Así, «reconociendo que la edad tiene bastante que ver ('nosotros, los de entonces, ya no somos los mismos', que diría Neruda), para mi forma de ser y estar actual, te aseguro que mi casa es mi refugio favorito contra el agobio estival. Simplemente por autodefensa contra las agresiones varias del verano ibicenco. Es decir, soy un disidente radical del mundo de las discotecas, los hoteles disco, los beach clubs-disco, los aeropuertos-disco y la madre que los parió-disco. Eso de hacer de Eivissa una franquicia discotequera, un monocultivo insufrible, me parece una vergonzosa bajada de pantalones. Y el argumento de que es el negocio que deja más rentabilidad, y, por lo tanto, hay que someterse al ‘interés general' (tan particular de varios empresarios), me parece una falacia y una falta de imaginación. En la variedad debería estar el gusto. Por lo menos, pediría a los responsables políticos de la isla que hagan respetar la ley y las normas de convivencia. Es lo mínimo que se les puede exigir», apuntó.

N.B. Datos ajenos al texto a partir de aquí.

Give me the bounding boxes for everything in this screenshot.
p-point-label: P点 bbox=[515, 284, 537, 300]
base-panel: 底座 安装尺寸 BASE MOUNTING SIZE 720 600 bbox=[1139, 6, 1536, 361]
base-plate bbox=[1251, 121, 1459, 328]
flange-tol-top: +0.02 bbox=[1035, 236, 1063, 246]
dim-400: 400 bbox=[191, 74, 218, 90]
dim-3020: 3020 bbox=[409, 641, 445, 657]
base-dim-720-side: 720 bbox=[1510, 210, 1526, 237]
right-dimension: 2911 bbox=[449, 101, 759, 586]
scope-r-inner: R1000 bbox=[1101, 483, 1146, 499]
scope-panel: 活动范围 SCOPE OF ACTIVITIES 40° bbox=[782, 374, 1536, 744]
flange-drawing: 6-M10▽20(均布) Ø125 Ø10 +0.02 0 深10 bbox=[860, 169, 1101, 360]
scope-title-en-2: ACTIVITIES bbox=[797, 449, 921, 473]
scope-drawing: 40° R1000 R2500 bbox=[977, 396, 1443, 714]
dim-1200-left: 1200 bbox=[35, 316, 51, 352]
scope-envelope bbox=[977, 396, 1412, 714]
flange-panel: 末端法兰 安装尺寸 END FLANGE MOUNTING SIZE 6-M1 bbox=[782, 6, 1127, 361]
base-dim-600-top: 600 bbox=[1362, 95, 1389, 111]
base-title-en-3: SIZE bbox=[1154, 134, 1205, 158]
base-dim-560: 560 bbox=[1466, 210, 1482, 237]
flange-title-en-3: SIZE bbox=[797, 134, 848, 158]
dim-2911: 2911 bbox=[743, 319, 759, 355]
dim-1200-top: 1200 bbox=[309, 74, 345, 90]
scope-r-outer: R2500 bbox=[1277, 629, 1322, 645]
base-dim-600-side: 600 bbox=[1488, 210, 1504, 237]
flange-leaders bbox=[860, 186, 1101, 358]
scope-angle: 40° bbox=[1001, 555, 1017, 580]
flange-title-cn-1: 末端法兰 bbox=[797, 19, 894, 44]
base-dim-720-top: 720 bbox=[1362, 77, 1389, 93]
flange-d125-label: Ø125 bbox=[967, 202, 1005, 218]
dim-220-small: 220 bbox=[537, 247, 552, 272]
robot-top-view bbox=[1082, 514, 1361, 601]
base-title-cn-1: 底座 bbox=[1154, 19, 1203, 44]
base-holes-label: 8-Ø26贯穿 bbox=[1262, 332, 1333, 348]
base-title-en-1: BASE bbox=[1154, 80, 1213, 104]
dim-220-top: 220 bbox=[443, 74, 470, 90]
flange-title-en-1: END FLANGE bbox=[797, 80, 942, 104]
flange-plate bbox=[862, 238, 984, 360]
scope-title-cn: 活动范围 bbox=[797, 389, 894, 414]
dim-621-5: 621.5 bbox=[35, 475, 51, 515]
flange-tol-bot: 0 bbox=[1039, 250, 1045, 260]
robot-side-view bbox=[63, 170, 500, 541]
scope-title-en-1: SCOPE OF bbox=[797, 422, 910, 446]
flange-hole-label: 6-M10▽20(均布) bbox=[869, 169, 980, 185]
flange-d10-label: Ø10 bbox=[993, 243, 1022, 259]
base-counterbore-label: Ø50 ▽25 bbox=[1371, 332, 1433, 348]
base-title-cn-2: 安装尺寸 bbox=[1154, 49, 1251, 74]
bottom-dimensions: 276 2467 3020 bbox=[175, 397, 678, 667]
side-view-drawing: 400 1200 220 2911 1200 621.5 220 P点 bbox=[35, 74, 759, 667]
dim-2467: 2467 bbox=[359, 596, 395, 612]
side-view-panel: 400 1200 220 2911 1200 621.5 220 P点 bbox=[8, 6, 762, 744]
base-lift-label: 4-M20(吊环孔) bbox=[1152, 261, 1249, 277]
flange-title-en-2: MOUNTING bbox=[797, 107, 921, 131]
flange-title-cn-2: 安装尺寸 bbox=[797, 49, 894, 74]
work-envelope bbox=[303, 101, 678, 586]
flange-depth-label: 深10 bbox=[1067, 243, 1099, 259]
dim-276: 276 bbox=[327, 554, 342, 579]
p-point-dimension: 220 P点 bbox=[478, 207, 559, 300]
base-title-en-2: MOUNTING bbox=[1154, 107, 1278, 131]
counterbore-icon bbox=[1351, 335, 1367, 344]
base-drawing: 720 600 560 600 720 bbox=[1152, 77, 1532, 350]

Por lo tanto, «como tampoco tengo madera de mártir, cuando no puedo aguantar algo, me quito de en medio y vuelvo a mis libros, mi música (de muchos estilos y épocas) y mi soledad sonora. Nada que ver con el ‘paraíso' ibicenco que venden los que cortan el bacalao, pero al menos tengo la suerte de tener (alquilado) un discreto búnker para disfrutar de las cosas que más me apetece hacer en esta vida; y con absoluta libertad», precisó Herranz.

POEMA
‘VOYEUR': de ‘La mirada perdida', Premio ‘Rafael Alberti':
«Abierta sobre el mar, la terraza es un punto de vista tentador frente al que pasa, con sus dones, el clamor de la vida. El solitario recibe en sus prismáticos la seducción de un torso, piernas, rostros que soliviantan su crispado deseo. No osara descender a la playa; le asusta la belleza y guarda la distancia. Sólo pretende ser testigo fugaz del cruel estío, lejos del tacto y su peligro; en morbosa inocencia. Hasta se cree feliz el muy cobarde».